ViiV Healthcare’s Rukobia received EMA marketing authorisation

ViiV Healthcare, the global specialist HIV company majority owned by GlaxoSmithKline plc (GSK), with Pfizer Inc and Shionogi Limited as shareholders, announced the European Marketing Authorisation of Rukobia (fostemsavir) 600mg extended-release tablets, for use in combination with other antiretroviral (ARV) therapies for the treatment of adults with multidrug-resistant HIV-1 infection, for whom it is otherwise not possible to construct a suppressive anti-viral regimen.

Fostemsavir is a first-in-class HIV attachment inhibitor; it works by targeting the first step of the HIV lifecycle and shows no cross-resistance to other currently licensed antiretroviral classes, offering a new option to this group of people who are multidrug-resistant and at risk of disease progression and death.

About Fostemsavir

Fostemsavir, under the brand name Rukobia, was licensed by the US Food and Drug Administration on 2 July 2020, and further regulatory applications have been submitted worldwide.

Rukobia (fostemsavir) is a first-in-class HIV-1 attachment inhibitor. After oral administration, fostemsavir is converted to temsavir, which is then absorbed and exerts antiviral activity by attaching directly to the glycoprotein 120 (gp120) subunit on the surface of the virus, thereby blocking HIV from attaching to host immune system CD4+ T-cells and preventing the virus from infecting those cells and multiplying. As fostemsavir is the first ARV therapy to target this step of the viral cycle, there is no demonstrated resistance to other classes of ARVs, which may help patients whose HIV infection has become resistant to most other medicines.

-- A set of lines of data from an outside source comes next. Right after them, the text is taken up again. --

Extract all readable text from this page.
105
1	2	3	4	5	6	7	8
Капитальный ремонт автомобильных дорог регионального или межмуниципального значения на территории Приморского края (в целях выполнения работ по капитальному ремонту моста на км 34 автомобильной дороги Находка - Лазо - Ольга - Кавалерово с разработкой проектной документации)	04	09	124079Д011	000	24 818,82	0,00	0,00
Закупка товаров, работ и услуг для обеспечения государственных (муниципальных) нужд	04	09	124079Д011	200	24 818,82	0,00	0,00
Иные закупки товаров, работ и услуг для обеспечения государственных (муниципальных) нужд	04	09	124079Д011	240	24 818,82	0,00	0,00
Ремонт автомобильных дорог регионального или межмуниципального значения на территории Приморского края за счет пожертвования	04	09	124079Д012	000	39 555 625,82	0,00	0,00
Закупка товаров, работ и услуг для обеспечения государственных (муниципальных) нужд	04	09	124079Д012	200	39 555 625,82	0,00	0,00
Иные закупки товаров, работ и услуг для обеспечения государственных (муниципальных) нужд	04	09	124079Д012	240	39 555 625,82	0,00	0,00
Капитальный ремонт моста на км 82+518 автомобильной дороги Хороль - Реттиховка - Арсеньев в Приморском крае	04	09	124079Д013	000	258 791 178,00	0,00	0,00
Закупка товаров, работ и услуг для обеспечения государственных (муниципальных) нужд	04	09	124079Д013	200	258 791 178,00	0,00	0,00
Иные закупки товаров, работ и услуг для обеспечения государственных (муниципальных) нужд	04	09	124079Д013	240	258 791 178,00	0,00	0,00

Clinical basis of approval

The Marketing Authorisation Application (MAA) for fostemsavir is supported by data from the pivotal phase III BRIGHTE study, which evaluated the safety and efficacy of fostemsavir in combination with an optimised background therapy (OBT) in heavily treatment experienced (HTE) adults living with multidrug-resistant HIV, many of whom had advanced HIV disease at study entry. In the randomised cohort, 60% (n=163/272) of individuals who received fostemsavir in addition to an investigator-selected OBT achieved undetectable HIV viral load and clinically significant improvements to CD4+ T-cell count through week 96.

The BRIGHTE trial is an international, phase III, partially-randomised, double-blind, placebo-controlled study conducted in 371 heavily-treatment experienced (HTE) adults living with HIV-1 infection with multidrug resistance. All trial participants were required to have a viral load =400 copies/mL and =2 classes of ARV medications remaining at baseline due to resistance, intolerability, contraindication, or other safety considerations.